The Beloved and I have shared a fundamental and critical difference in body temperature since we met. I am always hot. He is always cold. My philosophy on cold is put on a sweater. His philosophy on cold is crank the heat. My philosophy on cranking the heat is that breathing heated air dries out your nasal passages and leads to nose picking and cold catching. His philosophy on wearing a sweater is he’s not moving into Mr. Roger’s Neighborhood. It’s unmanly.

His love of heated spaces extends to the car. Whereas I am a cold start driver --start the car, scrape the windows and go – he goes out 20 minutes early, starts the car, turns up the heat as high as it will go, and leaves it running unattended. He says this is the proper way to start a cold car on a cold day. I say that’s how a cold car becomes a stolen car.

Getting in a car warmed up in this way is like climbing inside a pizza oven, and it’s even hotter when you’re already dressed for cold weather. I loosen my scarf and roll down the window, dramatically gasping for air, which officially kicks off our first fight of the commute, quickly followed by the second fight of the commute – no, we don’t have time to mail my letter or return my movie to the video store, but yes, we do have time to get his cigarettes.

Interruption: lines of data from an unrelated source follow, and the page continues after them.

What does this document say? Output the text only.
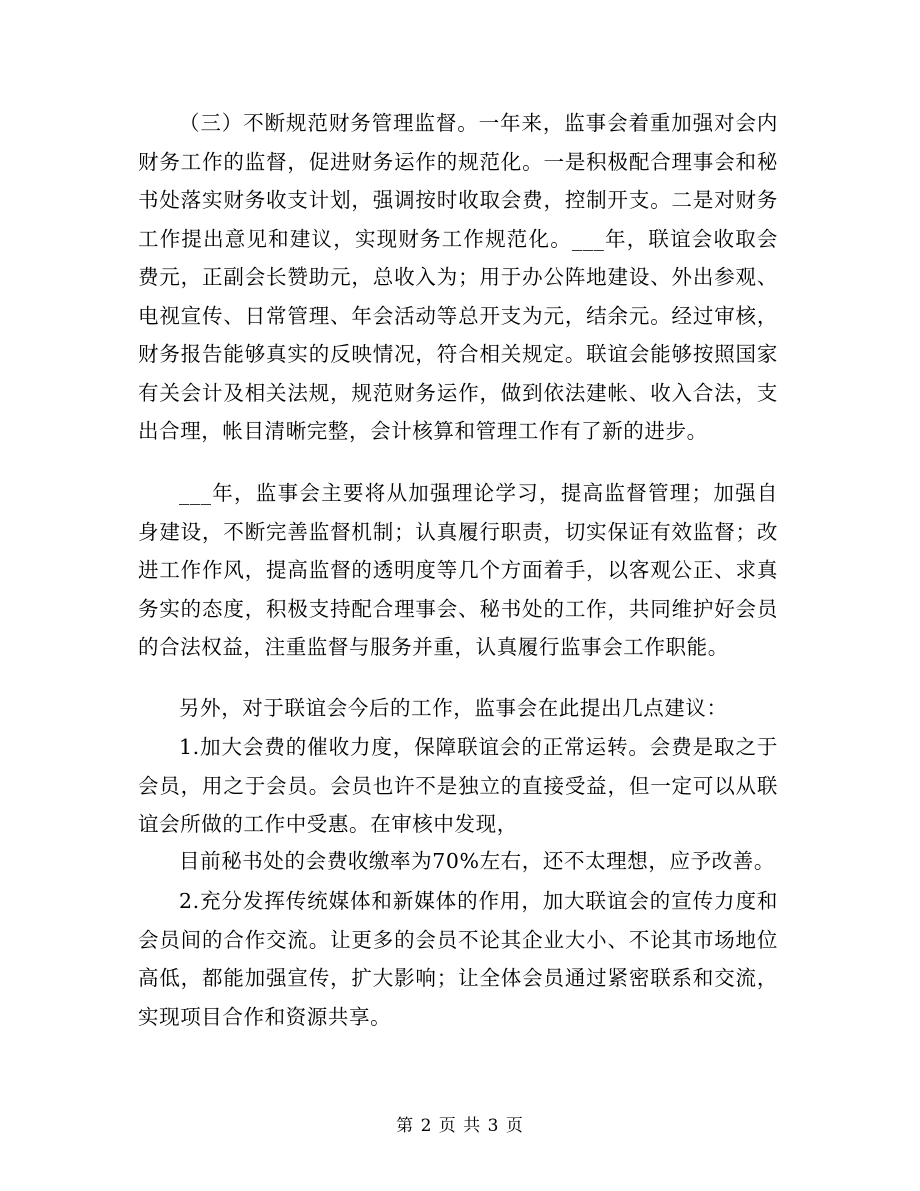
（三）不断规范财务管理监督。一年来，监事会着重加强对会内财务工作的监督，促进财务运作的规范化。一是积极配合理事会和秘书处落实财务收支计划，强调按时收取会费，控制开支。二是对财务工作提出意见和建议，实现财务工作规范化。___年，联谊会收取会费元，正副会长赞助元，总收入为；用于办公阵地建设、外出参观、电视宣传、日常管理、年会活动等总开支为元，结余元。经过审核，财务报告能够真实的反映情况，符合相关规定。联谊会能够按照国家有关会计及相关法规，规范财务运作，做到依法建帐、收入合法，支出合理，帐目清晰完整，会计核算和管理工作有了新的进步。

___年，监事会主要将从加强理论学习，提高监督管理；加强自身建设，不断完善监督机制；认真履行职责，切实保证有效监督；改进工作作风，提高监督的透明度等几个方面着手，以客观公正、求真务实的态度，积极支持配合理事会、秘书处的工作，共同维护好会员的合法权益，注重监督与服务并重，认真履行监事会工作职能。

另外，对于联谊会今后的工作，监事会在此提出几点建议：

1.加大会费的催收力度，保障联谊会的正常运转。会费是取之于会员，用之于会员。会员也许不是独立的直接受益，但一定可以从联谊会所做的工作中受惠。在审核中发现，

目前秘书处的会费收缴率为70%左右，还不太理想，应予改善。

2.充分发挥传统媒体和新媒体的作用，加大联谊会的宣传力度和会员间的合作交流。让更多的会员不论其企业大小、不论其市场地位高低，都能加强宣传，扩大影响；让全体会员通过紧密联系和交流，实现项目合作和资源共享。

第 2 页 共 3 页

The merge onto the highway begins the third fight of the commute, namely why do men drive so aggressively? Why can’t they all just get along? If another driver offends you, turn the other cheek. But no, the Beloved’s world is divided into the Beloved vs. Everybody Else and Everybody Else is a dumb ass, which, if you are behind a steering wheel, is pronounced, DUMBASS!!!!

The dumb asses maneuver dangerously to get one car ahead, causing the Beloved to feel the need to speed up on their dumb ass, one-car-ahead tail so he can gesticulate at them. Dumb asses slowing down to dial their cell phones must be verbally abused and passed.

If I was a contestant on “Fear Factor,” the most terrifying thing they could do is make me drive a stretch of highway surrounded by an auto carrier, a cement truck, a flatbed truck hauling logs and an oversized motor home driven by undersized senior citizens. When I see any of them on the road, I fall way back, leaving plenty of room to make defensive maneuvers when the other vehicle rolls over or loses its cargo. The Beloved speeds up to pass them…on a curve.

By the time we arrive at my office, I am quivering, stressed out and disoriented by my life flashing repeatedly before my face.

When we were commuting separately, the Beloved would arrive home first in the afternoon and quickly anesthetize himself with back to back episodes of Judge Joe Brown where, no matter what kind of bad day you had, these people are having a worse one. By the time I got home, he was over his bad day and hiding in the garage so he wouldn’t have to hear about my bad day.

Commuting together, we’re like two Japanese fighting fish sharing a bowl. Our competing bad day complaints are spit into the overheated air of the car while we chase dumb asses down the highway in the gathering dusk. I start imagining my marriage is a disaster, but then I remember it’s only my foot and as soon as I can drive again, like The Prophet says, that big necessary space in our togetherness will return.